The book itself is sturdy, not terribly attractive but the quality is really great. I love that the pages are thick, I do love the ring binding although being a left hander this drives me completely nuts too because my hand drags all over the binding and I can't write on the right side while it's flat open. It's been really well thought out, the monthly review pages are useful, the column at the start of the week for three action items is useful and I love that it starts the week with Monday and the days are laid out vertically across the page. But, I'm really struggling with it.
At first, I had blank notebook phobia. It took a whole heap of nerve to start writing in it. (Silly isn't it? I have rather a collection of blank notebooks that I can't quite bring myself to write in yet ...) Once I started it was fine. I'm not a terribly tidy planner, I don't embellish my books or use stickers and washi tape to make things pretty. I use them like a workhorse and scribble and write and cross things out. I do have pen preferences though - I like ball points or ink nibs. Nothing that smudges too badly (again, that left-handed thing).
My main frustrations are with the size - it's just feeling too small. Now, this is completely strange because it's larger than the A4 weekly spread that I was using before. But I'm wondering if it's because I'm aiming to do all my note taking, idea jotting and brainstorming in there too? Even though there are pages included for brainstorming and lists, there really isn't room for all of the things I want to write down.
I'm also finding it a bit cumbersome to find particular pages I'm after. I use the monthly calendar a lot to see where I am and how long I've got for things and although those are easy to find because they have tabs on the edges, I can't keep my weekly spread and my monthly calendar open at the same time and for some reason that's bugging me.
I'm kinda longing for my old familiar system again. Maybe it's still early days and I'm not so good with change?
Also, I've been feeling a bit of FOMO (fear of missing out) on the whole bullet journal thing. I used my black moleskine a bit like a bullet journal last year. And hearing/seeing a whole bunch of people talking about bullet journals (including Joeli & Boho Berry) I'm itching to do that again.I've also tried a couple of new things:
- Yellow legal pads for jotting down ideas that won't fit into my planner - I got the idea from Abbey and they are really great. Cheap, easy to find and not at all precious so no worries about making a mess.
- Evernote. I'm completely on the fence about this one. I was sceptical about how me and an online system would work and I'm still unsure.

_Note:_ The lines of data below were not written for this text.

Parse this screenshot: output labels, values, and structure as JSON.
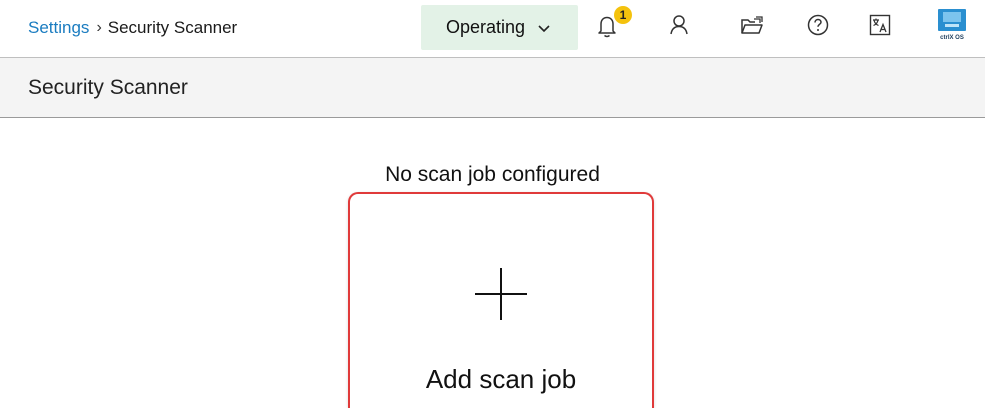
{
  "breadcrumb": {
    "parent": "Settings",
    "separator": "›",
    "current": "Security Scanner"
  },
  "header": {
    "state_label": "Operating",
    "notification_count": "1",
    "icons": [
      "bell-icon",
      "user-icon",
      "folder-icon",
      "help-icon",
      "translate-icon",
      "ctrlx-os-logo-icon"
    ],
    "logo_text": "ctrlX OS"
  },
  "subheader": {
    "title": "Security Scanner"
  },
  "main": {
    "empty_message": "No scan job configured",
    "add_button_label": "Add scan job"
  },
  "colors": {
    "link": "#1a7cc0",
    "operating_bg": "#e3f2e7",
    "badge": "#f4c20d",
    "highlight": "#e03a3a"
  }
}
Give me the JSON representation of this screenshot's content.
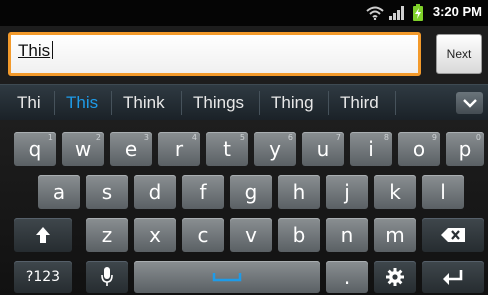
{
  "status_bar": {
    "time": "3:20 PM",
    "icons": [
      "wifi-icon",
      "signal-icon",
      "battery-charging-icon"
    ],
    "battery_color": "#7fd12a"
  },
  "input": {
    "value": "This",
    "next_label": "Next",
    "border_color": "#f39a2b"
  },
  "suggestions": {
    "items": [
      "Thi",
      "This",
      "Think",
      "Things",
      "Thing",
      "Third"
    ],
    "active_index": 1,
    "active_color": "#1e9be8",
    "expand_icon": "chevron-down-icon"
  },
  "keyboard": {
    "row1": [
      {
        "label": "q",
        "hint": "1"
      },
      {
        "label": "w",
        "hint": "2"
      },
      {
        "label": "e",
        "hint": "3"
      },
      {
        "label": "r",
        "hint": "4"
      },
      {
        "label": "t",
        "hint": "5"
      },
      {
        "label": "y",
        "hint": "6"
      },
      {
        "label": "u",
        "hint": "7"
      },
      {
        "label": "i",
        "hint": "8"
      },
      {
        "label": "o",
        "hint": "9"
      },
      {
        "label": "p",
        "hint": "0"
      }
    ],
    "row2": [
      "a",
      "s",
      "d",
      "f",
      "g",
      "h",
      "j",
      "k",
      "l"
    ],
    "row3": [
      "z",
      "x",
      "c",
      "v",
      "b",
      "n",
      "m"
    ],
    "symbols_label": "?123",
    "period_label": ".",
    "icons": {
      "shift": "shift-arrow-icon",
      "backspace": "backspace-icon",
      "mic": "microphone-icon",
      "space": "space-bar-icon",
      "settings": "gear-icon",
      "enter": "enter-return-icon"
    },
    "space_accent": "#1e9be8"
  }
}
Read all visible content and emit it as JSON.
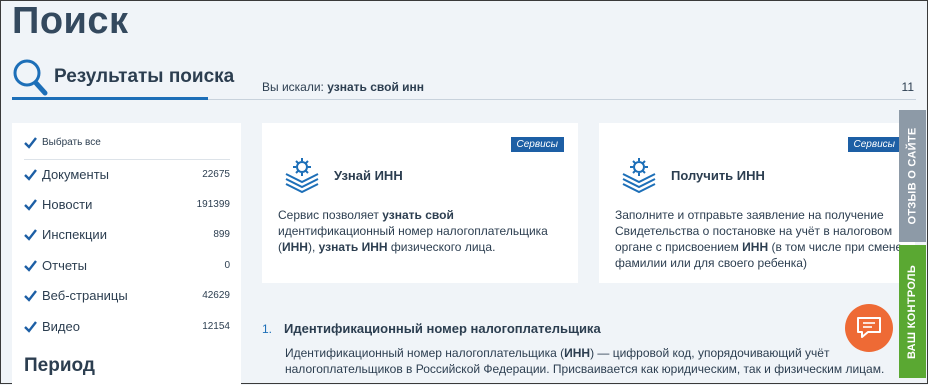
{
  "page": {
    "title": "Поиск"
  },
  "results_header": {
    "label": "Результаты поиска",
    "searched_prefix": "Вы искали:",
    "query": "узнать свой инн",
    "count": "11"
  },
  "sidebar": {
    "select_all": "Выбрать все",
    "filters": [
      {
        "label": "Документы",
        "count": "22675"
      },
      {
        "label": "Новости",
        "count": "191399"
      },
      {
        "label": "Инспекции",
        "count": "899"
      },
      {
        "label": "Отчеты",
        "count": "0"
      },
      {
        "label": "Веб-страницы",
        "count": "42629"
      },
      {
        "label": "Видео",
        "count": "12154"
      }
    ],
    "period_heading": "Период"
  },
  "cards": [
    {
      "badge": "Сервисы",
      "title": "Узнай ИНН",
      "desc": [
        "Сервис позволяет ",
        "узнать свой",
        " идентификационный номер налогоплательщика (",
        "ИНН",
        "), ",
        "узнать ИНН",
        " физического лица."
      ]
    },
    {
      "badge": "Сервисы",
      "title": "Получить ИНН",
      "desc": [
        "Заполните и отправьте заявление на получение Свидетельства о постановке на учёт в налоговом органе с присвоением ",
        "ИНН",
        " (в том числе при смене фамилии или для своего ребенка)"
      ]
    }
  ],
  "result": {
    "number": "1.",
    "title": "Идентификационный номер налогоплательщика",
    "text_parts": [
      "Идентификационный номер налогоплательщика (",
      "ИНН",
      ") — цифровой код, упорядочивающий учёт налогоплательщиков в Российской Федерации. Присваивается как юридическим, так и физическим лицам."
    ]
  },
  "side_tabs": {
    "feedback": "ОТЗЫВ О САЙТЕ",
    "control": "ВАШ КОНТРОЛЬ"
  },
  "colors": {
    "accent": "#1d6fb8",
    "badge": "#1d5fa5",
    "chat": "#ee6a35",
    "control_tab": "#5aa832",
    "feedback_tab": "#8d9aa7"
  },
  "icons": {
    "search": "search-icon",
    "checkbox": "checkbox-checked-icon",
    "service": "gear-stack-icon",
    "chat": "chat-icon"
  }
}
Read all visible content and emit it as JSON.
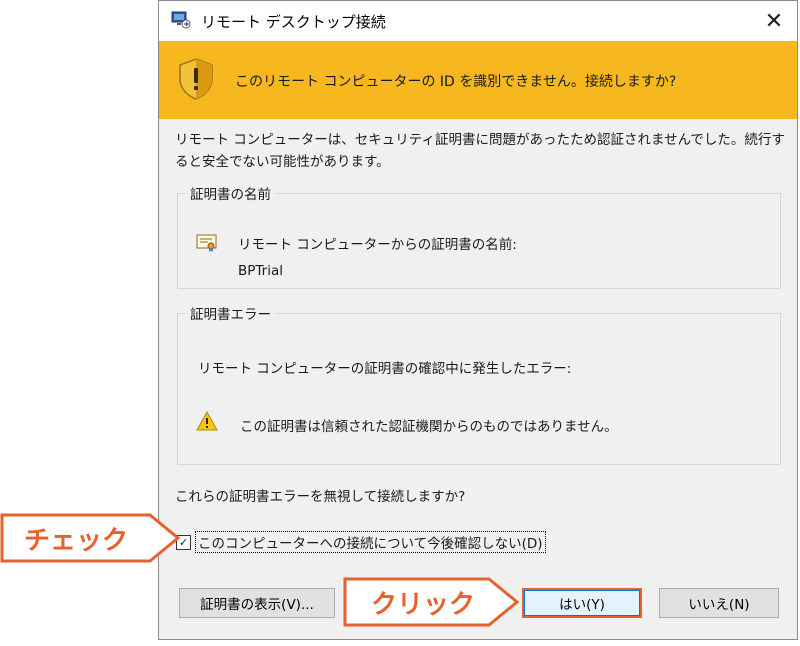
{
  "window": {
    "title": "リモート デスクトップ接続",
    "close_glyph": "✕"
  },
  "banner": {
    "message": "このリモート コンピューターの ID を識別できません。接続しますか?"
  },
  "description": "リモート コンピューターは、セキュリティ証明書に問題があったため認証されませんでした。続行すると安全でない可能性があります。",
  "cert_name_group": {
    "legend": "証明書の名前",
    "label": "リモート コンピューターからの証明書の名前:",
    "value": "BPTrial"
  },
  "cert_error_group": {
    "legend": "証明書エラー",
    "label": "リモート コンピューターの証明書の確認中に発生したエラー:",
    "error": "この証明書は信頼された認証機関からのものではありません。"
  },
  "question": "これらの証明書エラーを無視して接続しますか?",
  "checkbox": {
    "label": "このコンピューターへの接続について今後確認しない(D)",
    "checked": true,
    "check_glyph": "✓"
  },
  "buttons": {
    "view_cert": "証明書の表示(V)...",
    "yes": "はい(Y)",
    "no": "いいえ(N)"
  },
  "annotations": {
    "check_callout": "チェック",
    "click_callout": "クリック",
    "accent_color": "#e8612c"
  },
  "colors": {
    "banner": "#f6b81e",
    "dialog_bg": "#f0f0f0"
  }
}
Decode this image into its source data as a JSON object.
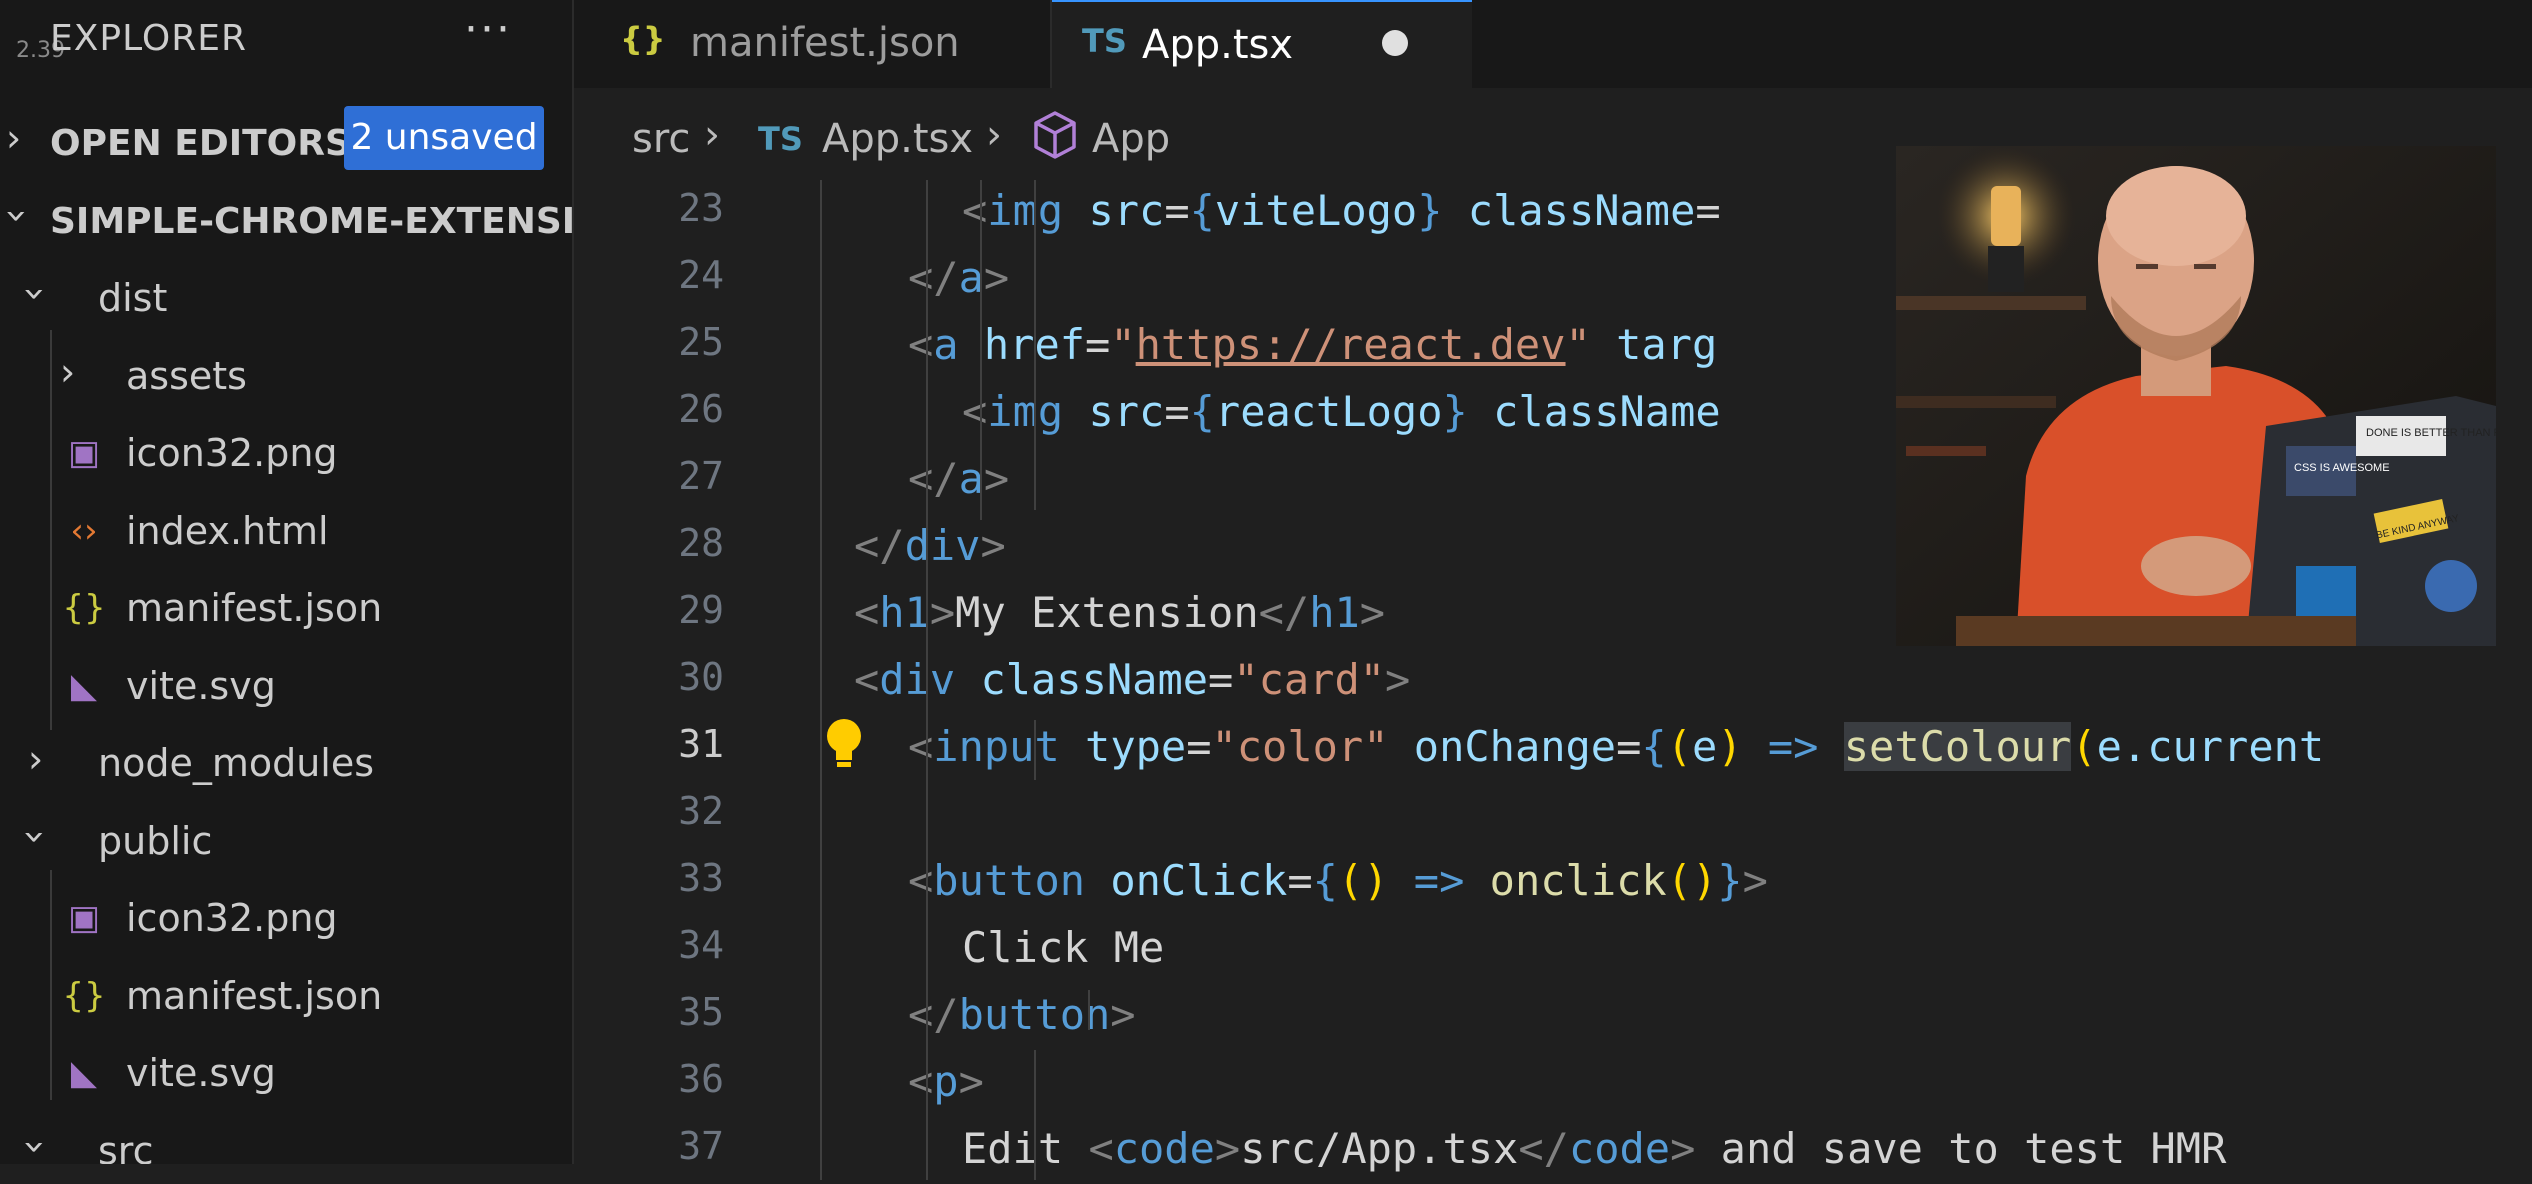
{
  "overlay_number": "2.39",
  "explorer": {
    "title": "EXPLORER",
    "more_actions": "···",
    "open_editors": {
      "label": "OPEN EDITORS",
      "badge": "2 unsaved"
    },
    "project": {
      "label": "SIMPLE-CHROME-EXTENSI..."
    },
    "tree": [
      {
        "label": "dist",
        "type": "folder",
        "expanded": true
      },
      {
        "label": "assets",
        "type": "folder",
        "expanded": false
      },
      {
        "label": "icon32.png",
        "type": "image"
      },
      {
        "label": "index.html",
        "type": "html"
      },
      {
        "label": "manifest.json",
        "type": "json"
      },
      {
        "label": "vite.svg",
        "type": "svg"
      },
      {
        "label": "node_modules",
        "type": "folder",
        "expanded": false
      },
      {
        "label": "public",
        "type": "folder",
        "expanded": true
      },
      {
        "label": "icon32.png",
        "type": "image"
      },
      {
        "label": "manifest.json",
        "type": "json"
      },
      {
        "label": "vite.svg",
        "type": "svg"
      },
      {
        "label": "src",
        "type": "folder",
        "expanded": true
      }
    ]
  },
  "tabs": [
    {
      "icon": "{}",
      "label": "manifest.json",
      "active": false
    },
    {
      "icon": "TS",
      "label": "App.tsx",
      "active": true,
      "dirty": true
    }
  ],
  "breadcrumb": [
    {
      "label": "src"
    },
    {
      "icon": "TS",
      "label": "App.tsx"
    },
    {
      "icon": "cube",
      "label": "App"
    }
  ],
  "editor": {
    "current_line": "31",
    "lines": [
      {
        "n": "23",
        "tokens": [
          [
            "<",
            "tag"
          ],
          [
            "img",
            "name"
          ],
          [
            " ",
            "text"
          ],
          [
            "src",
            "attr"
          ],
          [
            "=",
            "text"
          ],
          [
            "{",
            "brace"
          ],
          [
            "viteLogo",
            "dim"
          ],
          [
            "}",
            "brace"
          ],
          [
            " ",
            "text"
          ],
          [
            "className",
            "attr"
          ],
          [
            "=",
            "text"
          ]
        ]
      },
      {
        "n": "24",
        "tokens": [
          [
            "</",
            "tag"
          ],
          [
            "a",
            "name"
          ],
          [
            ">",
            "tag"
          ]
        ]
      },
      {
        "n": "25",
        "tokens": [
          [
            "<",
            "tag"
          ],
          [
            "a",
            "name"
          ],
          [
            " ",
            "text"
          ],
          [
            "href",
            "attr"
          ],
          [
            "=",
            "text"
          ],
          [
            "\"",
            "str"
          ],
          [
            "https://react.dev",
            "link"
          ],
          [
            "\"",
            "str"
          ],
          [
            " ",
            "text"
          ],
          [
            "targ",
            "attr"
          ]
        ]
      },
      {
        "n": "26",
        "tokens": [
          [
            "<",
            "tag"
          ],
          [
            "img",
            "name"
          ],
          [
            " ",
            "text"
          ],
          [
            "src",
            "attr"
          ],
          [
            "=",
            "text"
          ],
          [
            "{",
            "brace"
          ],
          [
            "reactLogo",
            "dim"
          ],
          [
            "}",
            "brace"
          ],
          [
            " ",
            "text"
          ],
          [
            "className",
            "attr"
          ]
        ]
      },
      {
        "n": "27",
        "tokens": [
          [
            "</",
            "tag"
          ],
          [
            "a",
            "name"
          ],
          [
            ">",
            "tag"
          ]
        ]
      },
      {
        "n": "28",
        "tokens": [
          [
            "</",
            "tag"
          ],
          [
            "div",
            "name"
          ],
          [
            ">",
            "tag"
          ]
        ]
      },
      {
        "n": "29",
        "tokens": [
          [
            "<",
            "tag"
          ],
          [
            "h1",
            "name"
          ],
          [
            ">",
            "tag"
          ],
          [
            "My Extension",
            "text"
          ],
          [
            "</",
            "tag"
          ],
          [
            "h1",
            "name"
          ],
          [
            ">",
            "tag"
          ]
        ]
      },
      {
        "n": "30",
        "tokens": [
          [
            "<",
            "tag"
          ],
          [
            "div",
            "name"
          ],
          [
            " ",
            "text"
          ],
          [
            "className",
            "attr"
          ],
          [
            "=",
            "text"
          ],
          [
            "\"card\"",
            "str"
          ],
          [
            ">",
            "tag"
          ]
        ]
      },
      {
        "n": "31",
        "tokens": [
          [
            "<",
            "tag"
          ],
          [
            "input",
            "name"
          ],
          [
            " ",
            "text"
          ],
          [
            "type",
            "attr"
          ],
          [
            "=",
            "text"
          ],
          [
            "\"color\"",
            "str"
          ],
          [
            " ",
            "text"
          ],
          [
            "onChange",
            "attr"
          ],
          [
            "=",
            "text"
          ],
          [
            "{",
            "brace"
          ],
          [
            "(",
            "paren"
          ],
          [
            "e",
            "dim"
          ],
          [
            ")",
            "paren"
          ],
          [
            " ",
            "text"
          ],
          [
            "=>",
            "arrow"
          ],
          [
            " ",
            "text"
          ],
          [
            "setColour",
            "sel"
          ],
          [
            "(",
            "paren"
          ],
          [
            "e.current",
            "dim"
          ]
        ]
      },
      {
        "n": "32",
        "tokens": []
      },
      {
        "n": "33",
        "tokens": [
          [
            "<",
            "tag"
          ],
          [
            "button",
            "name"
          ],
          [
            " ",
            "text"
          ],
          [
            "onClick",
            "attr"
          ],
          [
            "=",
            "text"
          ],
          [
            "{",
            "brace"
          ],
          [
            "()",
            "paren"
          ],
          [
            " ",
            "text"
          ],
          [
            "=>",
            "arrow"
          ],
          [
            " ",
            "text"
          ],
          [
            "onclick",
            "fn"
          ],
          [
            "()",
            "paren"
          ],
          [
            "}",
            "brace"
          ],
          [
            ">",
            "tag"
          ]
        ]
      },
      {
        "n": "34",
        "tokens": [
          [
            "Click Me",
            "text"
          ]
        ]
      },
      {
        "n": "35",
        "tokens": [
          [
            "</",
            "tag"
          ],
          [
            "button",
            "name"
          ],
          [
            ">",
            "tag"
          ]
        ]
      },
      {
        "n": "36",
        "tokens": [
          [
            "<",
            "tag"
          ],
          [
            "p",
            "name"
          ],
          [
            ">",
            "tag"
          ]
        ]
      },
      {
        "n": "37",
        "tokens": [
          [
            "Edit ",
            "text"
          ],
          [
            "<",
            "tag"
          ],
          [
            "code",
            "name"
          ],
          [
            ">",
            "tag"
          ],
          [
            "src/App.tsx",
            "text"
          ],
          [
            "</",
            "tag"
          ],
          [
            "code",
            "name"
          ],
          [
            ">",
            "tag"
          ],
          [
            " and save to test HMR",
            "text"
          ]
        ]
      }
    ]
  },
  "webcam": {
    "sticker_1": "DONE IS BETTER THAN PERFECT",
    "sticker_2": "CSS IS AWESOME",
    "sticker_3": "BE KIND ANYWAY"
  },
  "colors": {
    "sidebar_bg": "#181818",
    "editor_bg": "#1f1f1f",
    "badge_bg": "#2f6fd6",
    "json_icon": "#cbcb41",
    "ts_icon": "#519aba",
    "html_icon": "#e37933",
    "image_icon": "#a074c4",
    "svg_icon": "#a074c4"
  }
}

I'm using it for keeping notes about my newsletter ideas, plans for pattern releases and podcast interviews. It's pretty clever, I can use it on my computer and my phone and while I'm sure I'm not using it effectively, I actually have no desire to figure out how I should. I totally forget things are written in it. Maybe digital isn't for me?
- A simple school squared maths book. For keeping notes about what patterns I'm working on, have planned and when I might get them done. I think this might be one too many notebooks now ...
Now I've written all this down, I'm actually laughing to myself. I wanted to change my system mostly because I wanted to consolidate my calendar, moleskine and weekly spread into one planner. Look how many books/programmes and bits of paper I'm using now?
I think I need to go back to the drawing board.
What do you do? Do you have a fabulous system for organising your projects and planning? I'd absolutely love to hear about it.